Question

A uniform bar has two small balls glued to its ends. The bar is 2.00 m long and has mass 4.00 kg, while the balls each have mass 0.300 kg and can be treated as point masses. Find the moment of inertia of this combination about an axis: (a) perpendicular to the bar through its center. (b) perpendicular to the bar through one of the balls. (c) parallel to the bar through both balls. (d) parallel to the bar and 0.500 m from it.

Answer 1

Answer:

a)1.93 kg-m^2

b) 1.45  kg-m^2

c) = 0

d) 1.15 kg-m^2

Explanation:

mass of the bar M = 4 kg

length of the bar = 2 m

mass of balls m1= m2= 0.3 kg

moment of inertia of bar $I= \frac{ML^2}{12}$

about an axis perpendicular to the bar through its center.

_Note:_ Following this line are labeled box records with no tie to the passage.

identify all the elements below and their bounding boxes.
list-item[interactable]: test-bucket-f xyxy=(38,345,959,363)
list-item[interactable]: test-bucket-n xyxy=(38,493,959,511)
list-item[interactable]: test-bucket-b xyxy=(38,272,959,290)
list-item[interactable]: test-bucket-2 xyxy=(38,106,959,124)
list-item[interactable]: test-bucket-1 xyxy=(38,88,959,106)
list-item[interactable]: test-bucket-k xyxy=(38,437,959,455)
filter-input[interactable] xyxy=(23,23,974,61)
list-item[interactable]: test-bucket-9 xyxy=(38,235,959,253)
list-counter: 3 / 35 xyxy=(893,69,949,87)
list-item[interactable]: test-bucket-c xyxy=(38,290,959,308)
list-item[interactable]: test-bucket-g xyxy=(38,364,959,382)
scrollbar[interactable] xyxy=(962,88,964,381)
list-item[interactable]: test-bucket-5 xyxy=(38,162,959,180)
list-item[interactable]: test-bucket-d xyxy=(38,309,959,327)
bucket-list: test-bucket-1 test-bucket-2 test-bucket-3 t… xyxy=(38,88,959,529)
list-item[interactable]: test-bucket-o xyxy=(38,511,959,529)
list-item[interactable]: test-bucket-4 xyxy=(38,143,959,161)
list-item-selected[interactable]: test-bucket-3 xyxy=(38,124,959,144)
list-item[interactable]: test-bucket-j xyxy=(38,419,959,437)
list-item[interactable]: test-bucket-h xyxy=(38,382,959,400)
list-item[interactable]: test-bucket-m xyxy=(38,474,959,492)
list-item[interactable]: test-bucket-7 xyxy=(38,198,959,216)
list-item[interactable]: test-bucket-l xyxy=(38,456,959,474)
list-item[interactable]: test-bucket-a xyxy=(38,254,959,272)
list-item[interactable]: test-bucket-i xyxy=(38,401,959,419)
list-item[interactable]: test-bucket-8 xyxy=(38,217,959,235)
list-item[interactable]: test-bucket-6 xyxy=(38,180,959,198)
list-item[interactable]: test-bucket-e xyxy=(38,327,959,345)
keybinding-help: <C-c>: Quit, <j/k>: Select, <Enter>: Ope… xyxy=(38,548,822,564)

a) MOI of bar + 2×m×(L/2)^2

$I= \frac{ML^2}{12}$+ $2m\frac{L}{2}^2$

now putting the values of m, M and L as above and solving we get

I= 1.93 kg-m^2

b) perpendicular to the bar through one of the balls

$I=M\frac{L^2}{3} +mL^2$

$I=4\frac{2^2}{3} +0.3\times4^2$= 1.45  kg-m^2

c) parallel to the bar through both balls

zero as the no mass distribution along the parallel to the bar through both balls.

d) parallel to the bar and 0.500 m from it.

I=$(M+2m_1)\frac{1}{2}^2$

putting values and solving we get

1.15 kg-m^2